To be honest, there was nothing really unexpected about last night’s “Open Government” night with Rodney Davis and Brad Halbrook. But that doesn’t change how disheartening (a friend and fellow attendee used the word soul sucking) the evening was.
The Harold and Jean Miner Theatre at Parkland was a great venue, intimate enough to be face to face with those on stage, but large enough to accommodate a crowd. Unfortunately seats weren’t quite filled, but I know from the finagling I did to make it there, it’s not an easy task to make it to such an event on a Monday evening.
What ensued in the allotted hour and a half was a series of avoidances, an astonishing amount of ignorance, repetition of a host of tired talking points, and the coining of a few new stock phrases that we will surely be hearing on the regular now. I’m not going to offer a blow by blow of the Q&A, though if you’re looking for that type of thing I would check out the Twitter threads from The News-Gazette and Mark Maxwell of WCIA, both of which do a bit of fact checking along the way.
The audience was definitely skewed to the left, despite a smattering of Davis supporters, and was quite vocal — from groans in response to all of the expected tropes trotted out by Davis and the bewildering lack of knowledge Halbrook had of anything going on in his state and/or district, to loud rebuttals by a few. At times the shouts were a bit much, but the level of frustration was understandable as the format was meant to allow Davis and Halbrook to speak without any sort of conflict.
Moderator Scott Beatty of WDWS did a decent job, given the obvious constraints of the format. He was there to read questions and keep the event moving. I commend him for asking for clarification and directing the representatives back to the question at hand when they veered off into other territory. The questions he chose reflected the political positions of a majority of the audience, and they forced Davis to attempt to defend his often indefensible stances and showed the utter lack of preparation Halbrook had for such an event.
I don’t feel the need to waste a lot of energy on Brad Halbrook’s contribution to the evening. In a word, or two, it was shockingly inane.
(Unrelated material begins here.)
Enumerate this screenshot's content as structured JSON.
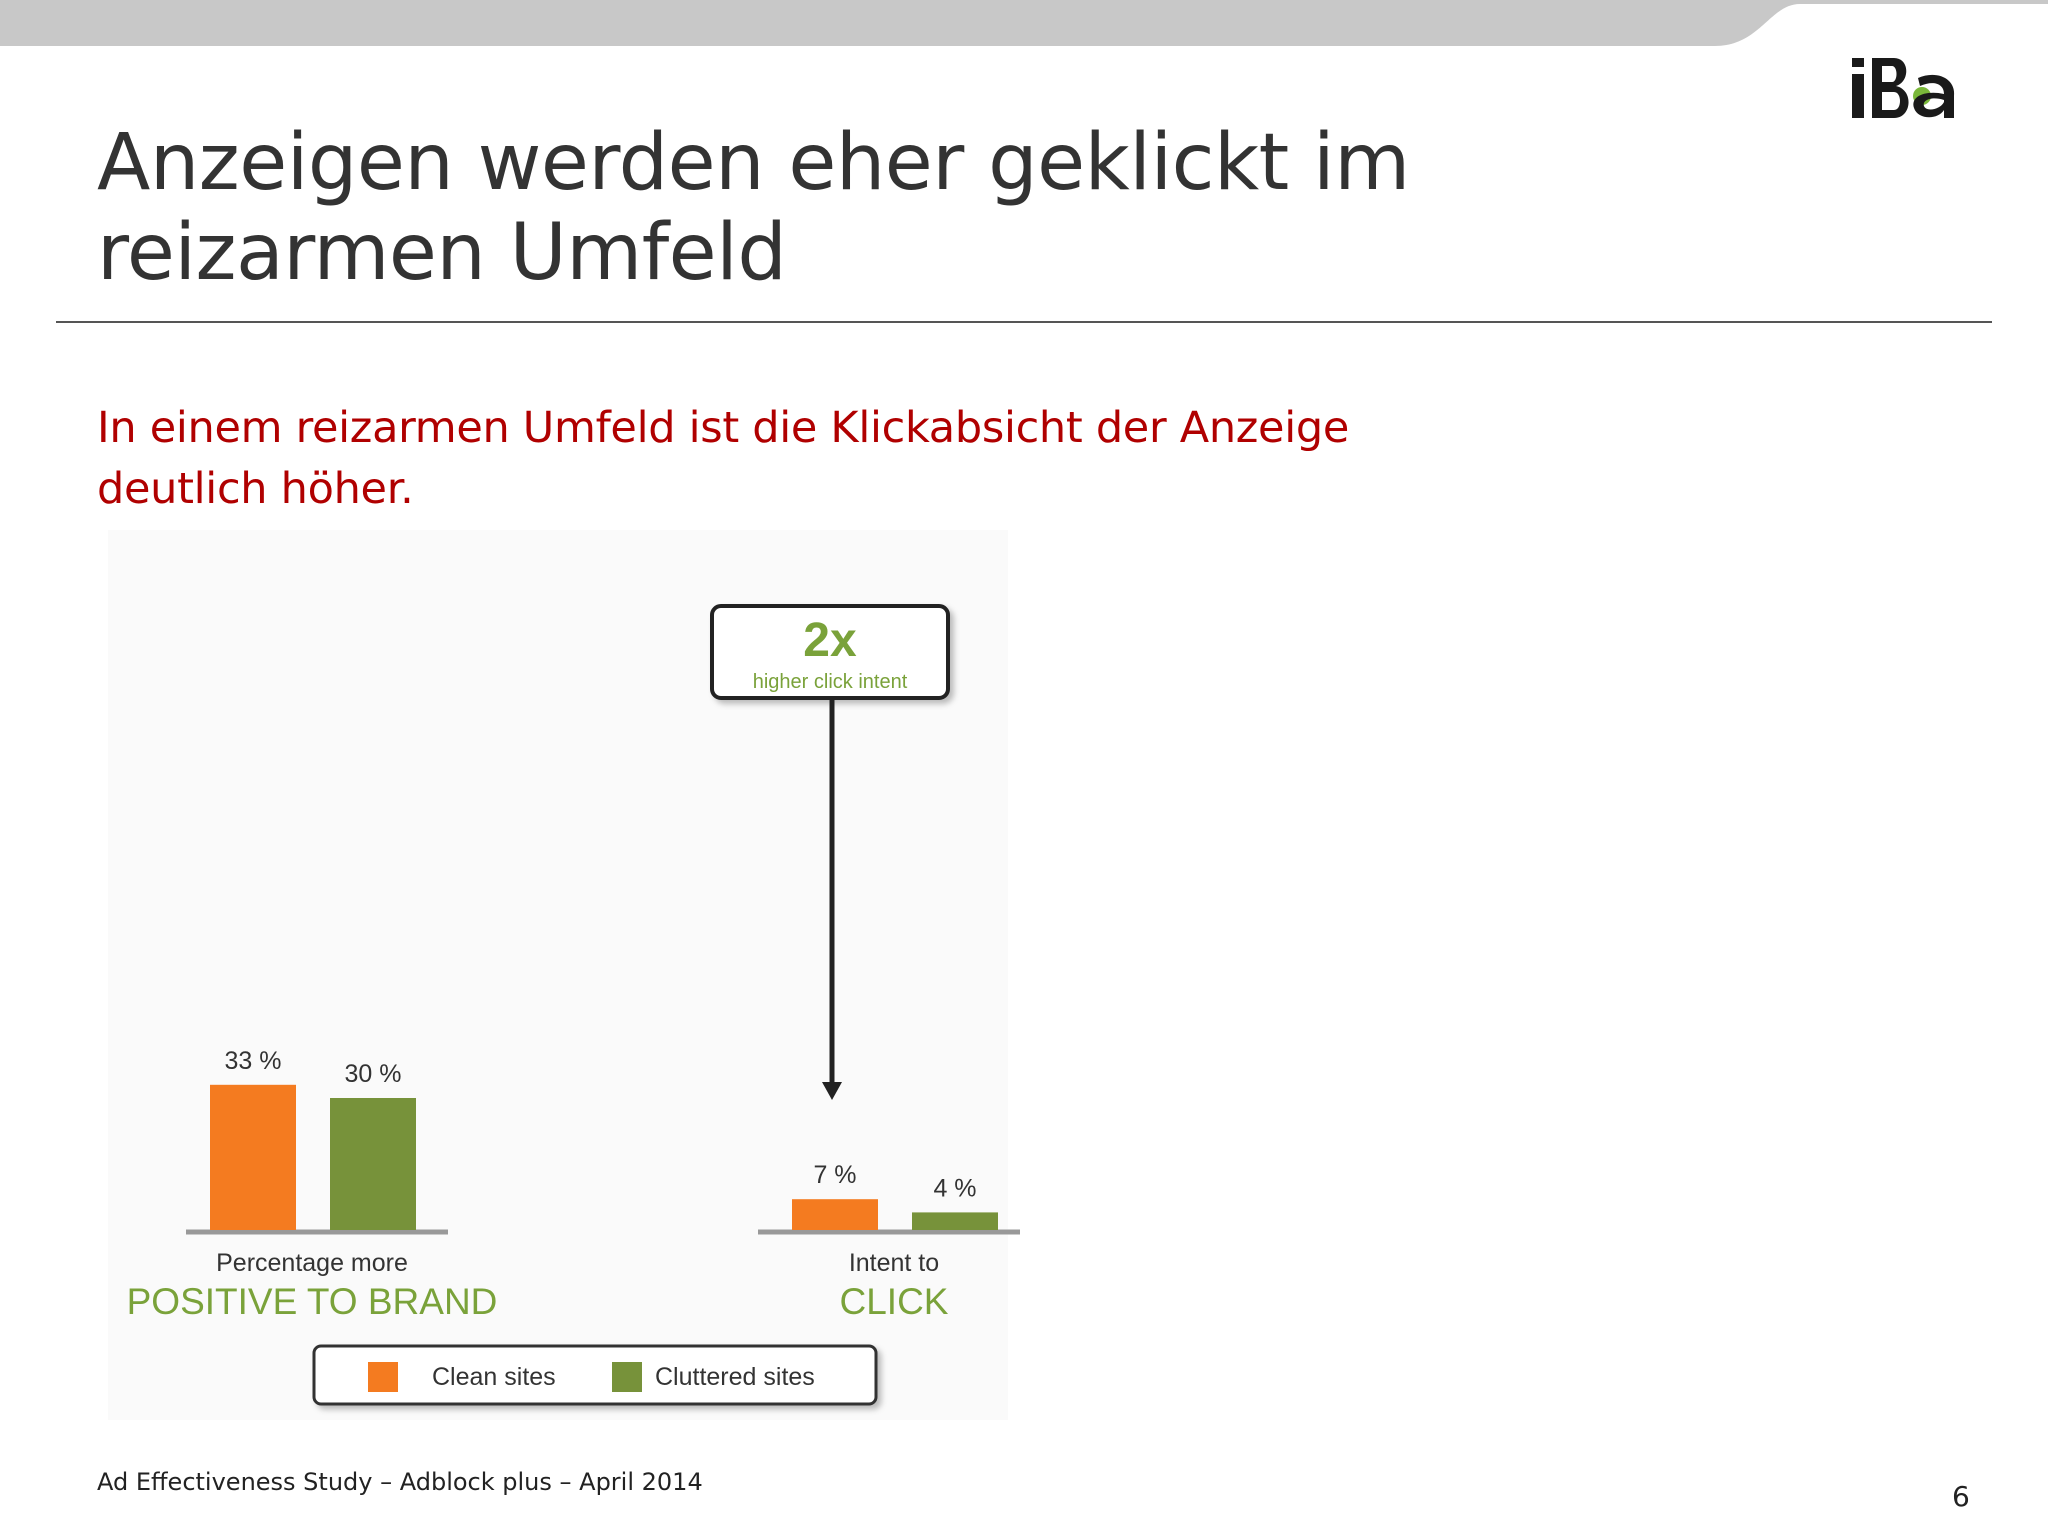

He was not aware of a student loan crisis, or the existence of white nationalism, and his response to a question from a woman who described being on the other end of a gun from her alcoholic father, was something to the effect of “Welp, that’s the price we pay for our freedoms.” It’s frightening that this person, who is sponsoring a bill proposing that downstate Illinois secedes from Chicago, is making decisions in Springfield.
A local group of concerned citizens put together a fact check flyer that they were handing out as we walked in the door, giving a list of typical Davis claims followed by his actual actions in Congress, and it was spot on the entire evening. A few recurring themes ran through his responses to questions on topics such as healthcare, gun violence, immigration, tariffs, and climate change: Pelosi and the Dems are to blame, he is super bipartisan (the 50th most bipartisan member of Congress as he repeated, ad nauseum), and anyone who opposes him or pushes back on him is under the influence of “political intoxication,” which is apparently replacing “vitriolic rhetoric” as his phrase of choice.
Like I said, there was nothing unexpected about this evening, but I still left unsettled. I’ve heard all of this regurgitated by Davis time and time again in the media, but it was difficult to sit 20 feet away from him and hear him be so dismissive in the faces of a lot of people who just want honest answers, not the same lines they can repeat verbatim at this point. When members of the audience pushed back, rather than acknowledge those concerns he argued back and accused them of being politically intoxicated, equating their voicing of concerns with the dangerous rhetoric peddled by the leader of his party day after day. When there was a glimmer of agreement — he supports a federal “red flag” law that would provide a process to remove firearms from those who may be a danger to themselves or others — he falls back on the unfounded claim that gun violence is a mental illness problem, characterizing all mass shooters as mentally ill. It was exhausting and left me feeling, to continue this whole intoxication theme, like I was hungover.
I don’t know that much was accomplished during the 90 minute event, except perhaps a renewed zeal for action as the 2020 election heats up.